30 jul, 2013 • Olímpia Mairos

Isenção do pagamento da conta da água referente a Julho e disponibilização de alimento para os animais entre as medidas de apoio previstas.
A autarquia de Mogadouro vai ajudar as populações mais afectadas pelo incêndio que lavrou no concelho entre 9 e 12 de Julho e que deixou atrás de si 14.912 hectares de terra queimada e várias culturas destruídas.

Trata-se de "uma ajuda de emergência", refere o vereador do pelouro da Agricultura e Ambiente, António Pimentel. "Já foi deliberado que os habitantes das aldeias das Quintas das Quebradas e Estevais ficassem isentos do pagamento da conta da água referente ao mês de Julho, por se entender que as populações tiveram gastos e consumos acrescidos devidos ao empenho no combate as chamas", salienta o autarca.

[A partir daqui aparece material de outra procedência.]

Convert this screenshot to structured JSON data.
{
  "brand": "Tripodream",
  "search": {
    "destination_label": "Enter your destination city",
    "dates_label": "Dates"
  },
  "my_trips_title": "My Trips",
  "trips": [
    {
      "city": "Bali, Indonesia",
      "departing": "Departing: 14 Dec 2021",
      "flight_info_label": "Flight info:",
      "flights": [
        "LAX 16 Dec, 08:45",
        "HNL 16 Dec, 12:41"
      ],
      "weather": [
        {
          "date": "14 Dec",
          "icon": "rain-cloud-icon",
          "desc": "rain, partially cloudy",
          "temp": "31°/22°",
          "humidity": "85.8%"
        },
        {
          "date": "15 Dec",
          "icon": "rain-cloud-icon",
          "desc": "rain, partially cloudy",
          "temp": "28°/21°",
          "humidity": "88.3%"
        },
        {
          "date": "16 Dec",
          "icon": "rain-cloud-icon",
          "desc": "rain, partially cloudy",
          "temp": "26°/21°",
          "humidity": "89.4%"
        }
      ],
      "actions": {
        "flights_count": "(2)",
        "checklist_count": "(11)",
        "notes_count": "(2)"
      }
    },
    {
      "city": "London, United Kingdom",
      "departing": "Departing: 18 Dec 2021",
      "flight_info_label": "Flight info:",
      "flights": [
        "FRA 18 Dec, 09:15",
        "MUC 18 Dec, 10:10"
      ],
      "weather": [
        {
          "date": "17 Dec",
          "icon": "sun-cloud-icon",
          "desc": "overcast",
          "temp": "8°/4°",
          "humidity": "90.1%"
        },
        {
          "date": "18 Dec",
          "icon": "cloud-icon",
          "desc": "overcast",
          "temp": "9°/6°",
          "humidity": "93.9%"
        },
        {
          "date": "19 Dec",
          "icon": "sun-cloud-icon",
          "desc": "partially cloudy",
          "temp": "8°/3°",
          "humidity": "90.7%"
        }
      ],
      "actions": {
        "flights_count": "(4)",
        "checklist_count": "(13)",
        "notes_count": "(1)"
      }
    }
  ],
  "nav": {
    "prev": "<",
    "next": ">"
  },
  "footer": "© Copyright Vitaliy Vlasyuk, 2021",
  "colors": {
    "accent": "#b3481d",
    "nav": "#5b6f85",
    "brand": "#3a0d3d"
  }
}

Além desta medida, aos produtores pecuários vai ser disponibilizado alimento para os animais, uma vez que as chamas devastaram grande parte dos pastos. "Vamos adquirir 120 toneladas de palha para distribuir pelos produtores pecuários de Quintas das Quebradas e Meirinhos. Os primeiros camiões de palha devem chegar na sexta-feira ou no sábado", acrescenta o vereador. 

A autarquia está ainda a equacionar uma segunda fase de intervenção nas aldeias afectadas pelo fogo e que visa a recuperação de estábulos e outros imóveis agrícolas.

Segundo o relatório preliminar sobre a destruição causada pelas chamas, o incêndio que lavrou durante quatro dias no concelhos de Alfândega da Fé, Mogadouro, Freixo de Espada à Cinta e Torre de Moncorvo provocou prejuízos de "três a quatro milhões de euros" no sector agrícola.

António Pimentel defende que cabe ao Governo ajudar quem "perdeu quase tudo", recordando que "há programa e verbas para este tipo de calamidades". Se essas verbas não chegarem atempadamente, os apoios do município não faltarão e "serão uma linha de retaguarda".